Linus Torvalds <torvalds@xxxxxxxxxxxxxxxxxxxx> · Sat, 3 Aug 2024 16:51:44 -0700

On Sat, 3 Aug 2024 at 15:50, Al Viro <viro@xxxxxxxxxxxxxxxxxx> wrote:
>
> +               unsigned int n = open_files / BITS_PER_LONG;
> +               if (n % BITS_PER_LONG) {
> +                       unsigned long mask = BITMAP_LAST_WORD_MASK(n);
> +                       new_fdt->full_fds_bits[n / BITS_PER_LONG] &= mask;
> +               }

Ouch. I hate this.

And yes, clearly this fixes a bug, and clearly we don't maintain the
full_fds_bits[] array properly, but I still hate it.

The fact that we had this bug in the first place shows that our
full_fds_bits code is too subtle, and this makes it worse.

I really would prefer to do this in copy_fd_bitmaps() instead.

Also, your comment says

                 ... nothing of that sort happens to open_fds and
                * close_on_exec, since there the part that needs to be copied
                * will always fall on a word boundary.

but it doesn't really explain *why* those things are on a word boundary.

So I think part of the commentary should be that we always make sure
that the normal bitmaps are full words (pointing out the

       ALIGN(min(count, max_fds), BITS_PER_LONG)

in sane_fdtable_size), and then explaining that the reason the
'full_fds_bits' bitmap is special is that it is not a bitmap of file
descriptors, it's a bitmap of 'words of file descriptor bitmaps'.
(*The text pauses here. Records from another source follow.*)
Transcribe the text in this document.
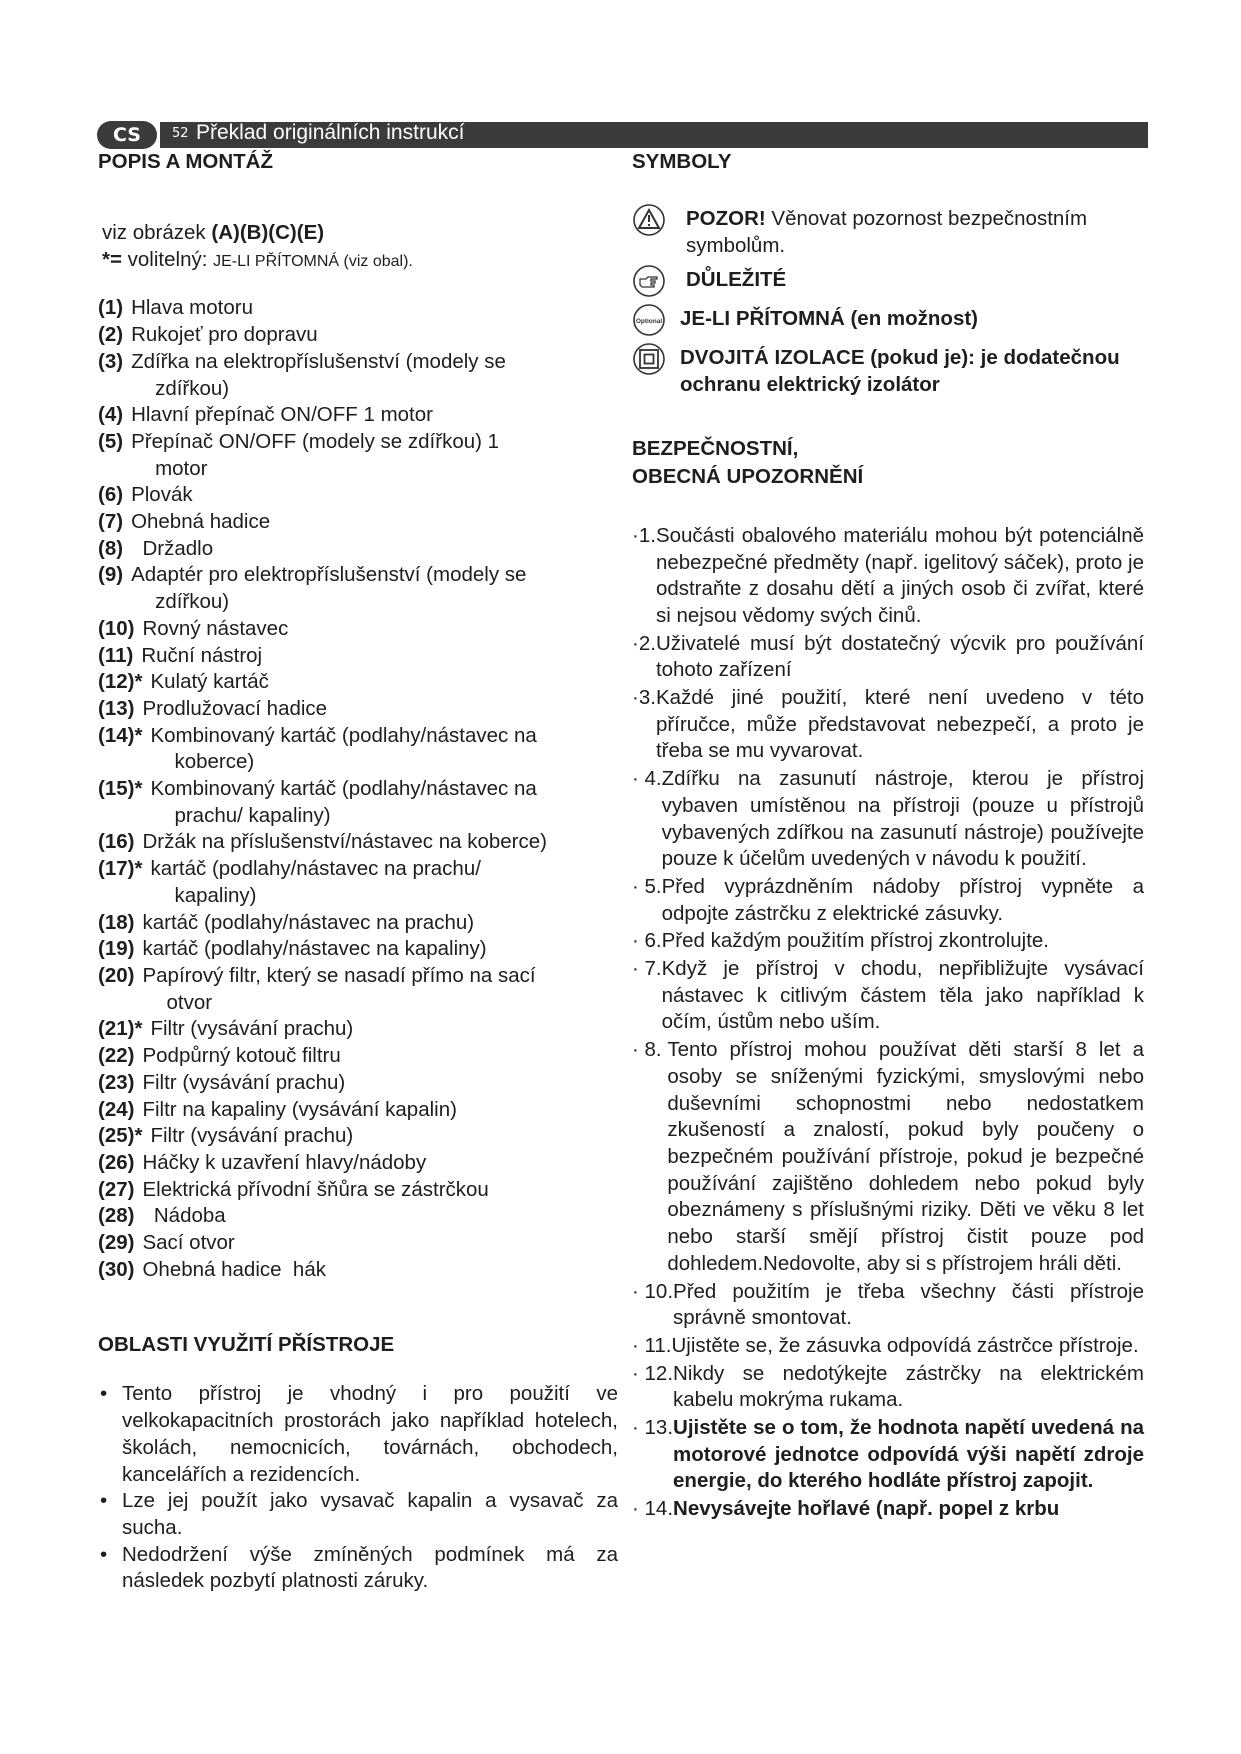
CS	52 Překlad originálních instrukcí
POPIS A MONTÁŽ
viz obrázek (A)(B)(C)(E)
*= volitelný: JE-LI PŘÍTOMNÁ (viz obal).
(1) Hlava motoru
(2) Rukojeť pro dopravu
(3) Zdířka na elektropříslušenství (modely se
zdířkou)
(4) Hlavní přepínač ON/OFF 1 motor
(5) Přepínač ON/OFF (modely se zdířkou) 1
motor
(6) Plovák
(7) Ohebná hadice
(8) Držadlo
(9) Adaptér pro elektropříslušenství (modely se
zdířkou)
(10) Rovný nástavec
(11) Ruční nástroj
(12)* Kulatý kartáč
(13) Prodlužovací hadice
(14)* Kombinovaný kartáč (podlahy/nástavec na
koberce)
(15)* Kombinovaný kartáč (podlahy/nástavec na
prachu/ kapaliny)
(16) Držák na příslušenství/nástavec na koberce)
(17)* kartáč (podlahy/nástavec na prachu/
kapaliny)
(18) kartáč (podlahy/nástavec na prachu)
(19) kartáč (podlahy/nástavec na kapaliny)
(20) Papírový filtr, který se nasadí přímo na sací
otvor
(21)* Filtr (vysávání prachu)
(22) Podpůrný kotouč filtru
(23) Filtr (vysávání prachu)
(24) Filtr na kapaliny (vysávání kapalin)
(25)* Filtr (vysávání prachu)
(26) Háčky k uzavření hlavy/nádoby
(27) Elektrická přívodní šňůra se zástrčkou
(28) Nádoba
(29) Sací otvor
(30) Ohebná hadice  hák
OBLASTI VYUŽITÍ PŘÍSTROJE
• Tento přístroj je vhodný i pro použití ve velkokapacitních prostorách jako například hotelech, školách, nemocnicích, továrnách, obchodech, kancelářích a rezidencích.
• Lze jej použít jako vysavač kapalin a vysavač za sucha.
• Nedodržení výše zmíněných podmínek má za následek pozbytí platnosti záruky.
SYMBOLY
POZOR! Věnovat pozornost bezpečnostním symbolům.
DŮLEŽITÉ
Optional JE-LI PŘÍTOMNÁ (en možnost)
DVOJITÁ IZOLACE (pokud je): je dodatečnou ochranu elektrický izolátor
BEZPEČNOSTNÍ,
OBECNÁ UPOZORNĚNÍ
·1. Součásti obalového materiálu mohou být potenciálně nebezpečné předměty (např. igelitový sáček), proto je odstraňte z dosahu dětí a jiných osob či zvířat, které si nejsou vědomy svých činů.
·2. Uživatelé musí být dostatečný výcvik pro používání tohoto zařízení
·3. Každé jiné použití, které není uvedeno v této příručce, může představovat nebezpečí, a proto je třeba se mu vyvarovat.
· 4. Zdířku na zasunutí nástroje, kterou je přístroj vybaven umístěnou na přístroji (pouze u přístrojů vybavených zdířkou na zasunutí nástroje) používejte pouze k účelům uvedených v návodu k použití.
· 5. Před vyprázdněním nádoby přístroj vypněte a odpojte zástrčku z elektrické zásuvky.
· 6. Před každým použitím přístroj zkontrolujte.
· 7. Když je přístroj v chodu, nepřibližujte vysávací nástavec k citlivým částem těla jako například k očím, ústům nebo uším.
· 8. Tento přístroj mohou používat děti starší 8 let a osoby se sníženými fyzickými, smyslovými nebo duševními schopnostmi nebo nedostatkem zkušeností a znalostí, pokud byly poučeny o bezpečném používání přístroje, pokud je bezpečné používání zajištěno dohledem nebo pokud byly obeznámeny s příslušnými riziky. Děti ve věku 8 let nebo starší smějí přístroj čistit pouze pod dohledem.Nedovolte, aby si s přístrojem hráli děti.
· 10. Před použitím je třeba všechny části přístroje správně smontovat.
· 11. Ujistěte se, že zásuvka odpovídá zástrčce přístroje.
· 12. Nikdy se nedotýkejte zástrčky na elektrickém kabelu mokrýma rukama.
· 13. Ujistěte se o tom, že hodnota napětí uvedená na motorové jednotce odpovídá výši napětí zdroje energie, do kterého hodláte přístroj zapojit.
· 14. Nevysávejte hořlavé (např. popel z krbu
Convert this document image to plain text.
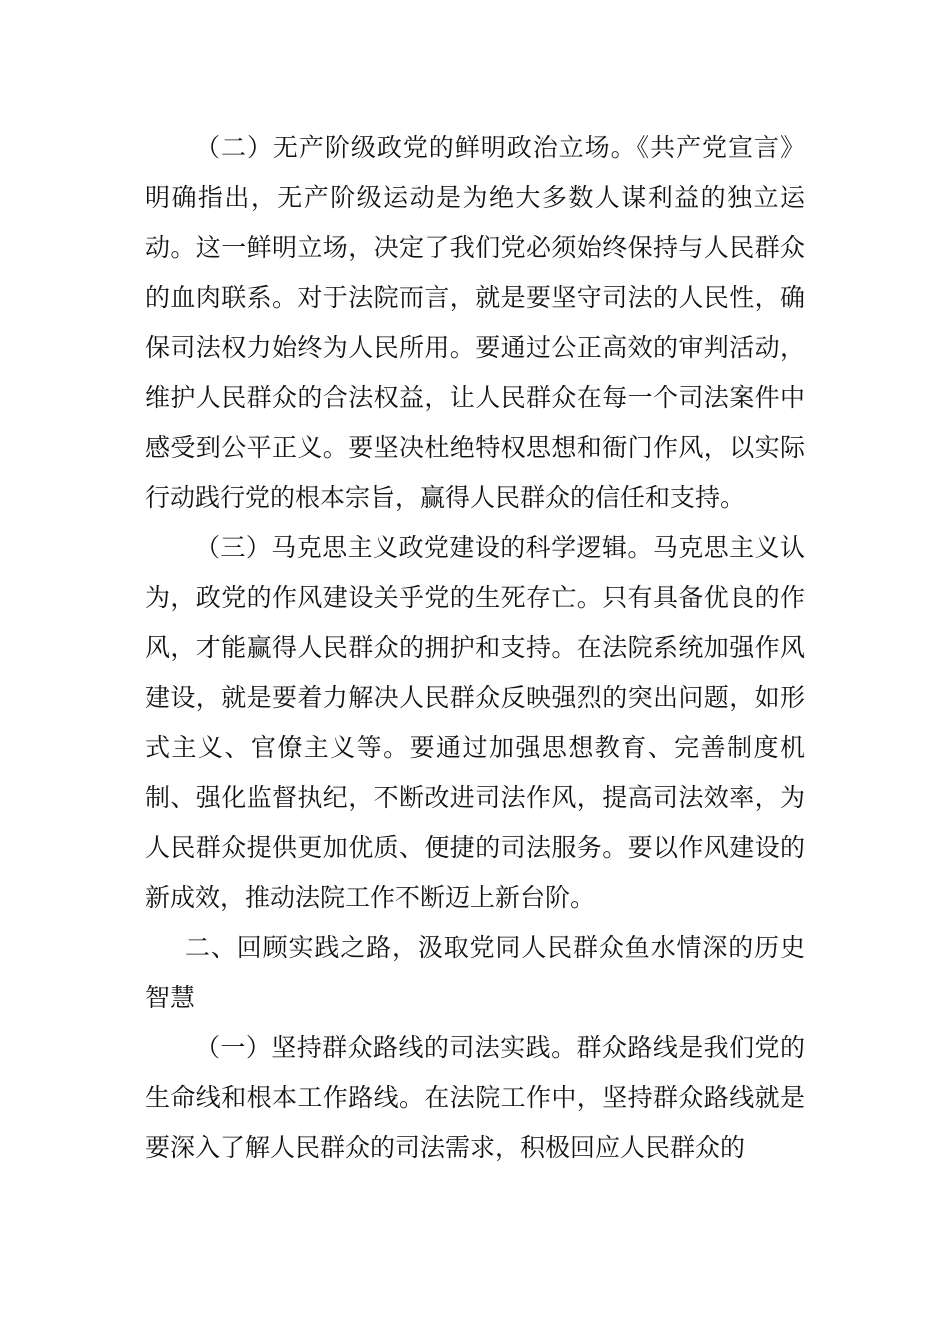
（二）无产阶级政党的鲜明政治立场。《共产党宣言》明确指出，无产阶级运动是为绝大多数人谋利益的独立运动。这一鲜明立场，决定了我们党必须始终保持与人民群众的血肉联系。对于法院而言，就是要坚守司法的人民性，确保司法权力始终为人民所用。要通过公正高效的审判活动，维护人民群众的合法权益，让人民群众在每一个司法案件中感受到公平正义。要坚决杜绝特权思想和衙门作风，以实际行动践行党的根本宗旨，赢得人民群众的信任和支持。

（三）马克思主义政党建设的科学逻辑。马克思主义认为，政党的作风建设关乎党的生死存亡。只有具备优良的作风，才能赢得人民群众的拥护和支持。在法院系统加强作风建设，就是要着力解决人民群众反映强烈的突出问题，如形式主义、官僚主义等。要通过加强思想教育、完善制度机制、强化监督执纪，不断改进司法作风，提高司法效率，为人民群众提供更加优质、便捷的司法服务。要以作风建设的新成效，推动法院工作不断迈上新台阶。

二、回顾实践之路，汲取党同人民群众鱼水情深的历史智慧

（一）坚持群众路线的司法实践。群众路线是我们党的生命线和根本工作路线。在法院工作中，坚持群众路线就是要深入了解人民群众的司法需求，积极回应人民群众的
So yes, the full_fds_bits bitmap is very special indeed, and yes, we
got this all wrong, but I feel like the bug is in copy_fd_bitmaps(),
and the fixup should be there too...

In fact, I think the full_fds_bits copy in copy_fd_bitmaps() should
just be entirely rewritten. Even the initial copy shouldn't be done
with some byte-wise memcpy/memset, since those are all 'unsigned long'
arrays, and the size is aligned. So it should be done on words, but
whatever.

And the full_fds_bits case should use our actual bitmap functions.

So instead of

        cpy = BITBIT_SIZE(count);
        set = BITBIT_SIZE(nfdt->max_fds) - cpy;
        memcpy(nfdt->full_fds_bits, ofdt->full_fds_bits, cpy);
        memset((char *)nfdt->full_fds_bits + cpy, 0, set);

I think the code could (and should) do just

        cpy = count / BITS_PER_LONG;
        max = nfdt->max_fds / BITS_PER_LONG;

        bitmap_copy(nfdt->full_fds_bits, ofdt->full_fds_bits, cpy);
        bitmap_clear(nfdt->full_fds_bits, count, max - cpy);

or something like that.

Doesn't that seem more straightforward?

Of course, it's also entirely possible that I have just confused
myself, and the above is buggy garbage. I tried to think this through,
but I really tried to think more along the lines of "how can we make
this legible so that the code is actually understandable". Because I
think your patch almost certainly fixes the bug, but it sure isn't
easy to understand.

           Linus